The NHRC, over the years since its formation, has underlined the weaknesses in the PHRA to the central government in its annual reports. Calls for amendments to the PHRA were ignored, and finally in 1998 the NHRC initiated a comprehensive and independent examination conducted by a committee headed by Justice A.M. Ahmadi to review the PHRA. The Ahmadi committee submitted a Draft Amendment Bill to the NHRC incorporating all the subsequent proposals and also new structural amendments for the PHRA. In particular, the Ahmadi Committee suggested revising the PHRA to give greater financial independence to the NHRC. The NHRC forwarded the Draft Amendment Bill to the Central Government, which ignored the proposals. 

The Amendment Bill does little to address the fundamental weaknesses of the PHRA. The omissions are glaring. There is no attempt to address the desperate need to have the NHRC independently inquire into human rights violations by the armed forces. Nor does the Amendment Bill seek to empower the Commission to initiate proceedings for prosecution and grant interim compensation as it may consider necessary, restricting its role to making recommendations. The need to guarantee the NHRC’s financial independence has not been considered necessary.

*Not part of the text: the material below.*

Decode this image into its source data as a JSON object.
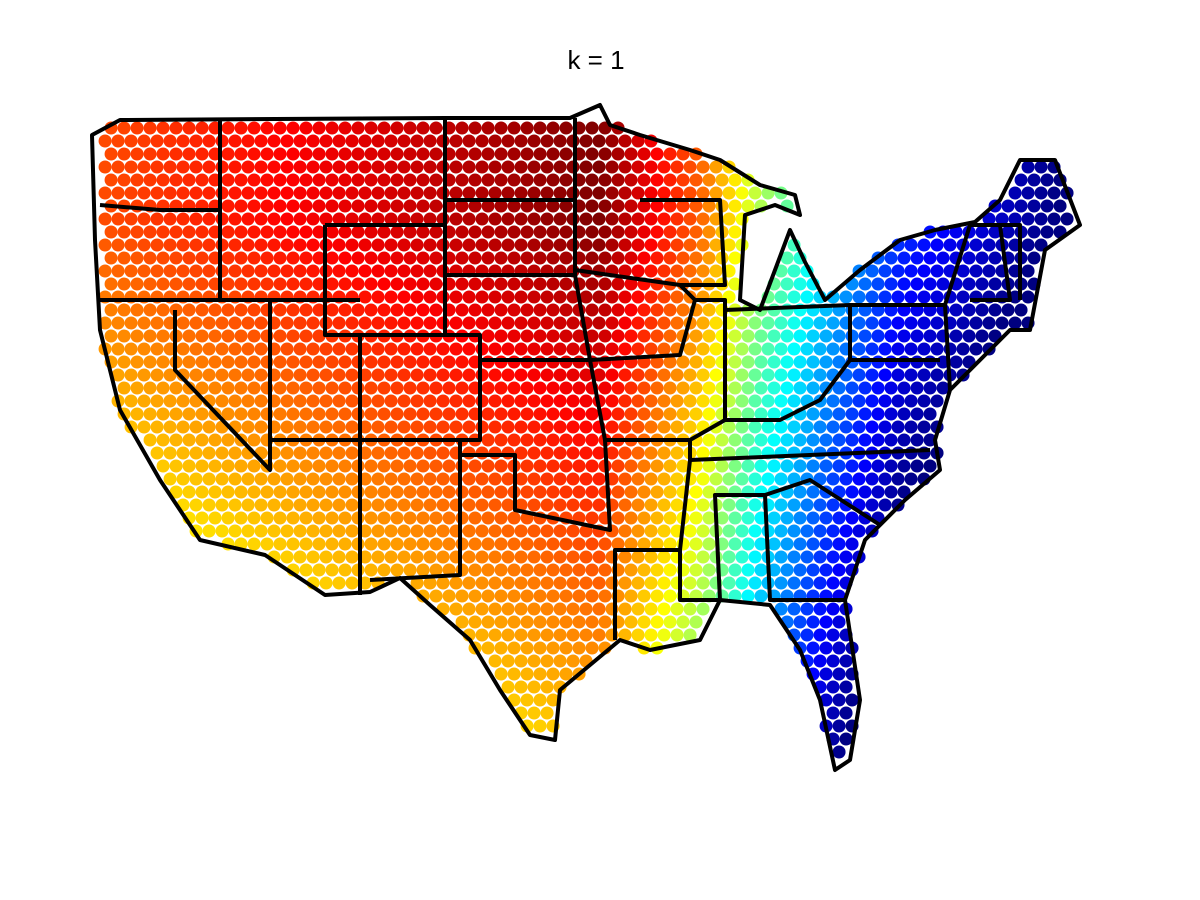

Finally, there has been no attempt to expand the NHRC’s mandate so that it can inquire into cases of human rights violations that took place more than a year ago. 

The establishment of the NHRC in 1993 was tainted by the fact that it was intended to be a rejoinder to the international opprobrium the Indian government had been receiving on human rights, particularly on the human rights situation in Jammu and Kashmir. The promotion and protection of human rights was furthest from the mind of the government of the day. Twelve years on, the half-hearted amendments sought to the Protection of Human Rights Act indicate that little has changed.